La vida estuvo, está y estará llena de tipos repugnantes como Roger Ailes. Me he enganchado este verano a la serie de Showtime, que desentraña la carencia de escrúpulos de este personaje surgido de la Norteamérica más profunda. Ailes, productor de televisión, hombre cercano al Partido Republicano y, más en concreto, a sus candidatos a la presidencia de los Estados Unidos, fue no solo un tremendo manipulador de la opinión pública sino también un ser despreciable en el trato humano y, en especial, con las mujeres.

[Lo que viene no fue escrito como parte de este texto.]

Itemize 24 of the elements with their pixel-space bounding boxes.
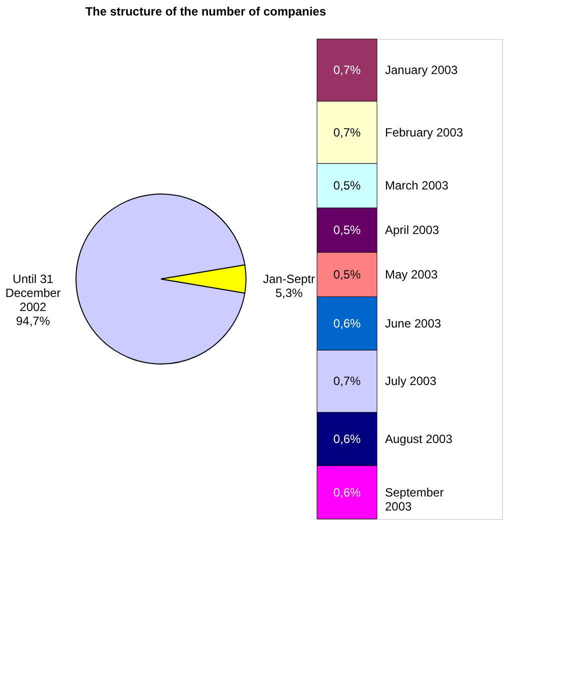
- data-label: 5,3%: [275, 286, 303, 300]
- series-label: January 2003: [385, 63, 458, 78]
- data-label: 0,6%: [333, 432, 361, 446]
- data-label: 0,5%: [333, 223, 361, 238]
- series-label: September 2003: [385, 485, 444, 514]
- data-label: 0,7%: [333, 63, 361, 78]
- series-label: August 2003: [385, 432, 453, 446]
- slice-label: Until 31 December 2002: [5, 272, 61, 314]
- data-label: 94,7%: [16, 314, 50, 328]
- data-label: 0,6%: [333, 316, 361, 330]
- data-label: 0,7%: [333, 125, 361, 140]
- chart-title: The structure of the number of companies: [85, 4, 326, 18]
- data-label: 0,5%: [333, 178, 361, 193]
- data-label: 0,6%: [333, 485, 361, 500]
- series-label: June 2003: [385, 316, 442, 330]
- series-label: July 2003: [385, 374, 437, 388]
- data-label: 0,7%: [333, 374, 361, 388]
- series-label: May 2003: [385, 268, 438, 282]
- series-label: March 2003: [385, 178, 449, 193]
- series-label: February 2003: [385, 125, 464, 140]
- series-label: April 2003: [385, 223, 440, 238]
- slice-label: Jan-Septr: [262, 272, 316, 286]
- pie-slice: [76, 194, 246, 364]
- data-label: 0,5%: [333, 268, 361, 282]
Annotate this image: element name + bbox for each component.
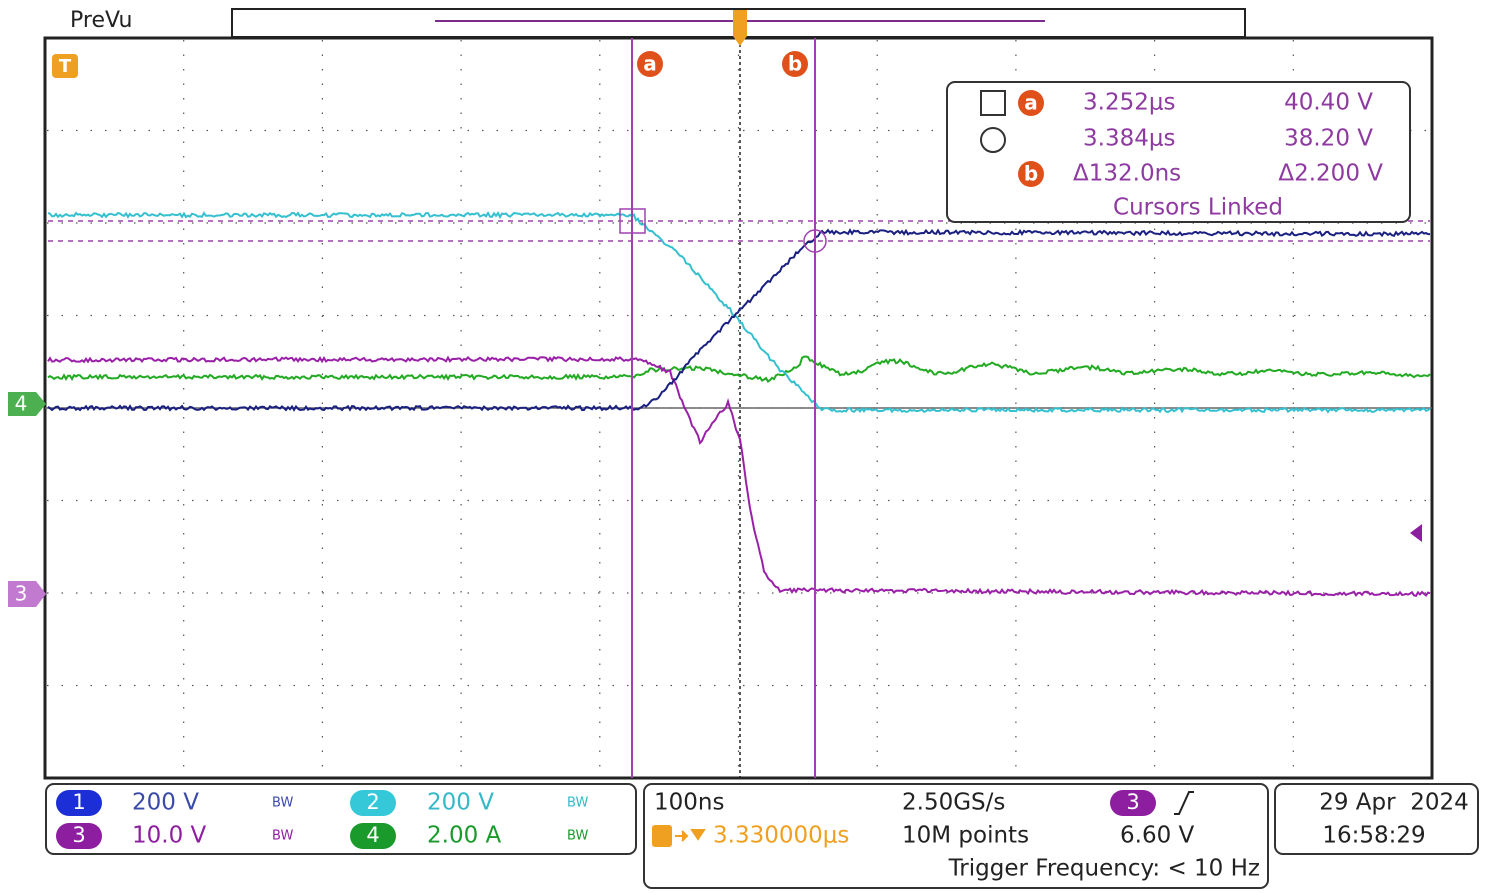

Antes de que el movimiento #MeToo denunciara ante los medios las atrocidades del productor cinematográfico Harvey Weinstein, en 2016 Ailes ya había sido acusado de acoso por una de las presentadoras principales de FOX News, cadena que él fundó y que condujo a un éxito notable de audiencia. En ‘La voz más alta’, cuyo guion está basado en un libro de Gabriel Sherman publicado en 2014, queda patente el proceder de Ailes como auténtico depredador sexual.
Aquella denuncia provocó otras en cadena que obligaron al propietario de la FOX, el magnate australiano Rupert Murdoch, a tener que despedirlo. Pocas semanas después, Roger Ailes fichó como asesor para la campaña presidencial de Donald Trump, quien en 2005 había dicho, según constaba en una grabación que se hizo pública un mes antes de las elecciones, que “cuando eres una estrella, las mujeres te dejan hacerles cualquier cosa”. Ailes murió enfermo, en 2017, a los 77 años.
La existencia de este tipo de individuos es tan antigua como la civilización que nos contempla. Si algunos hubieran sobrevivido y aún se encontraran entre nosotros, seguro que su reputación sería pasto de las llamas. Un ejemplo: Alfred Hitchcock. Conocido entre sus íntimos como ‘pichita’, el director tenía una obsesión enfermiza por las mujeres rubias. Ingrid Bergman, Grace Kelly o Tippi Hedren sufrieron de primera mano las embestidas del cineasta. Directores o actores como Roman Polanski, Woody Allen, James Toback, Dustin Hoffman, Bill Cosby o Kevin Spacey, entre otros, han tenido que hacer frente en los últimos años a situaciones similares.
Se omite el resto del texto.